Now we've reached a point where, last week, we actually did raise the debt ceiling by $2.7 trillion, we did institute cuts that, frankly, are going to happen anyway -- they coincide with my friend Mr. Ryan's budget -- and put caps on long-term spending and said, 'Just give the American people a chance -- just a chance-- vote on a balanced budget amendment. Not asking that it pass, but don't you think they ought to have the right through their state legislatures to make that decision? We were denied that.

"Now we are at a point where we are about to once again raise the debt ceiling and do it in a responsible way, a way that I predict will probably become the pattern in the future . This body should never raise the debt ceiling again automatically. We've done it on our side, our friends have done it, we should always couple it with spend regular restraint and reform. That's what we're doing in this measure. This majority has enacted a budget. My friend has taken a lot of flak for that budget, but I'm proud to be associated with it. This body has, or will, twice raise the debt ceiling.
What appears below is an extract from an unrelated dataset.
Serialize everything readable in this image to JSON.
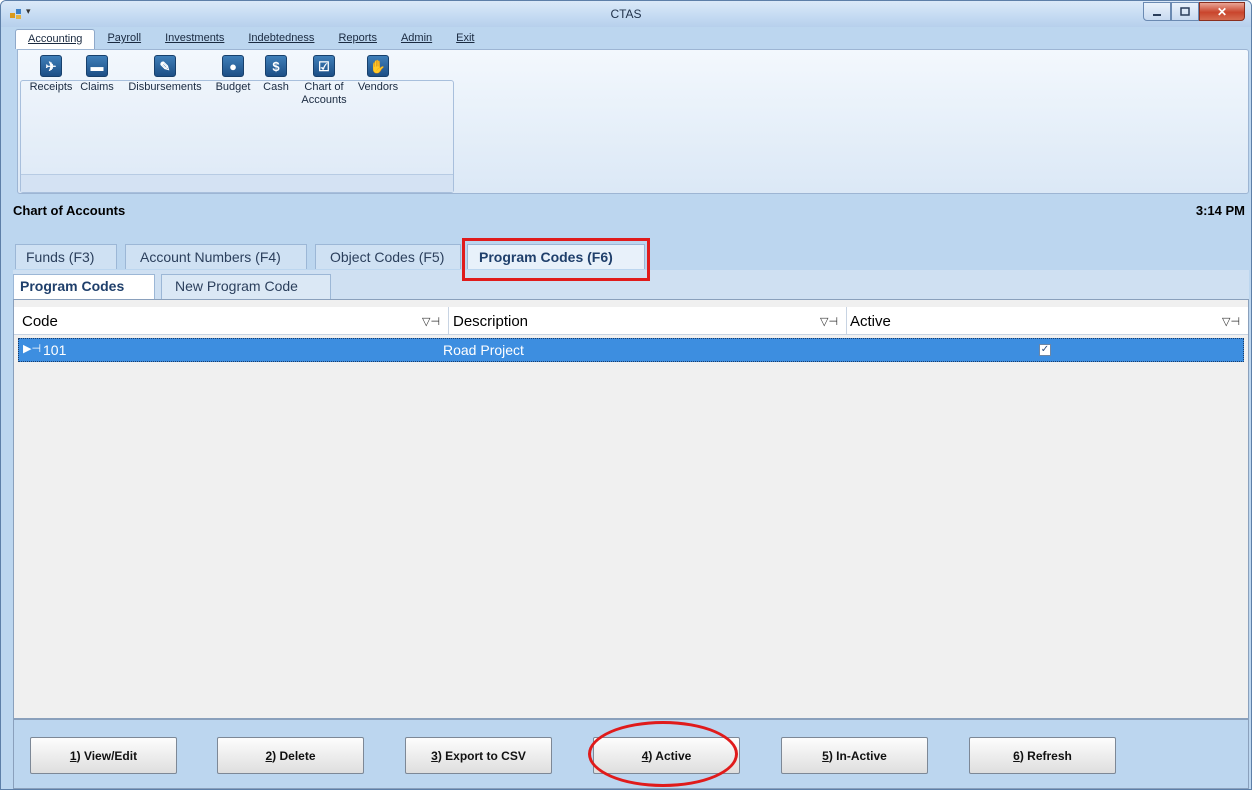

"And as for the president's plan: We hear about. I'd just like to see it. Just once. I haven't seen anything or heard anything like this since Richard Nixon had a secret plan to end the war. The president must have a secret plan because it's not on paper, it's not been scored, it's not been publicly presented to anybody. And by the way, one last thing on that, if Sen. Reid's plan scores at $2.2 trillion, I guess we have a $4 trillion deficit deal. We have $3 trillion and we don't count the extra trillion, which is automatic because the wars are ending. I think we ought to up ours, we have a $4 trillion plan, ought to give the majority leader the credit for that, for finding that additional trillion and if you'll just vote for this, we'll have your magic $4 trillion plan done. Our three, Senator Reid's one, that adds up to what the president wanted.

"Let's pass it, give the Senate an opportunity to pass it and give the president an opportunity to sign it."